Bully Pulpit does not communicate the compassion of Christ’s contemporary voice

Some preachers put the “bully” in bully pulpit.  All of us can tell at least one story of a preacher who said something that went over the line simply because he thought he could say almost anything from the pulpit.  In fact, the pulpit plays such a central role in most Protestant churches, that many preachers end up abusing their office simply because they fill pulpit, thus usurping the sanctity of the pulpit altogether.
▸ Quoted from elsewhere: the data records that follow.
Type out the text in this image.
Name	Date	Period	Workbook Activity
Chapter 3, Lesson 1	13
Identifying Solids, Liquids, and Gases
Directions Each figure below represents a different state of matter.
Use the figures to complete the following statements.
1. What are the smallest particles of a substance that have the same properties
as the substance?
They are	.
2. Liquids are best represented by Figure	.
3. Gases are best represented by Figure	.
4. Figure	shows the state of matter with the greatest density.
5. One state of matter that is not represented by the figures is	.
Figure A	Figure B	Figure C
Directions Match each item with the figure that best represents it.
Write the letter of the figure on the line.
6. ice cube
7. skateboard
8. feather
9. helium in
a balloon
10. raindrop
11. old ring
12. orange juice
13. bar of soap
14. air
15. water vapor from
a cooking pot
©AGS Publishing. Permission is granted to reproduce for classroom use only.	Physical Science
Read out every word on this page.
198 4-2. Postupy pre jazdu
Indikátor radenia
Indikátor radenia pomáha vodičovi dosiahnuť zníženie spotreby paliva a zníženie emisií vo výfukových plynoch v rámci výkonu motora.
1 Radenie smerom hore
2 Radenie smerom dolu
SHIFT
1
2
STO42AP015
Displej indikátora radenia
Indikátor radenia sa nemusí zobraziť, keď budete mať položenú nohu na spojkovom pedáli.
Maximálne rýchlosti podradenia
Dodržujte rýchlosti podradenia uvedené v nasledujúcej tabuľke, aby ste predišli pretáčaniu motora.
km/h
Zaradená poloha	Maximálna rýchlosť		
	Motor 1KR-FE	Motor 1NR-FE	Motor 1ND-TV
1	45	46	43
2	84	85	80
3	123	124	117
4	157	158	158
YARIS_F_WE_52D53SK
My wife tells one horrific story about her old pastor who compared sin with a “dirty” feminine product.  She was entering middle school at the time and suffered from the awkwardness that accompanies girls her age.  Her family stopped going to that church, and it took her years to sit in a Baptist church without getting uncomfortable.

One of our parishioners at Trinity tells of a funeral she attended for a stillborn baby.  The preacher, hired just for the occasion, declared that “that baby” died because the first-time parents did not attend a church.

Although these two stories are certainly not the norm, abuse from the pulpit happens more than many Christians care to think.

I am not without excuse.  I too too have shared some ignorant things from the pulpit a time or two.  Yet, we pastors must take great care to balance the challenge of the Gospel with what the early twentieth-century preacher, Harry Emerson Fosdick, called ‘pastoral care on a community scale.’  Just because we pastors are called to be truth-tellers doesn’t mean we have the right to be jerks.

There have been several trends in churches that have undermined the sanctity of the pulpit.  One trend is to elevate the authority of the pastor to that of congregational theocrat.  The pastor is the only one who can declare what is right and wrong in the church and to set the precedent for what doctrines are God-approved.  If a person questions the pastor, then he or she is not in agreement with God.

A second trend is to remove the pulpit altogether.  I am not referring to those churches that have replaced a heavy wooden pulpit with something like a podium.  I’m referring to churches that have watered down their witness so much that there is very little mystery or spiritual engagement in the sermon.

By moving the pulpit to the side, the pastor risks doing everything for God and the congregation by providing all of the answers even to life’s most difficult questions.  The congregation only needs to take notes, follow the proper equations, and everything will fall into place.

Upholding the sanctity of the pulpit assumes, however, that those who commandeer it understand it as a vehicle for God’s Word.  It is also a reminder that no one person can speak for God.  The preacher may change from time to time, but the pulpit–and the Spirit that resides in the pulpit–should remain the same.

Furthermore, the pulpit points to the mystery and rich textures that pervade the Word of God.   Yes, the preacher delivers a Word from God, but it’s God’s job to plant that word deep into the heart of churchgoers and cultivate a harvest that produces the “fruit of the Spirit.”  The preacher can’t do it all; he’s not superman when it comes to how people hear the Gospel.

The pulpit also brings people into God’s presence.  It is a tool for pastoral care, expressing how God is moving in the midst of grief, hardship, conflict, and uncertainty within the community.  The preacher knows the audience to whom she speaks because she is a fellow sojourner with them.  The sermon allows God to deliver a Word of healing and hope to the entire Body of Christ.

As the season of Lent is upon us in three weeks, let us all come back to the heart of worship, starting with the person filling the pulpit.  May the words of our mouths and the meditation of our hearts, and the sermons that result, be pleasing to our Lord and Savior Jesus Christ.  Amen.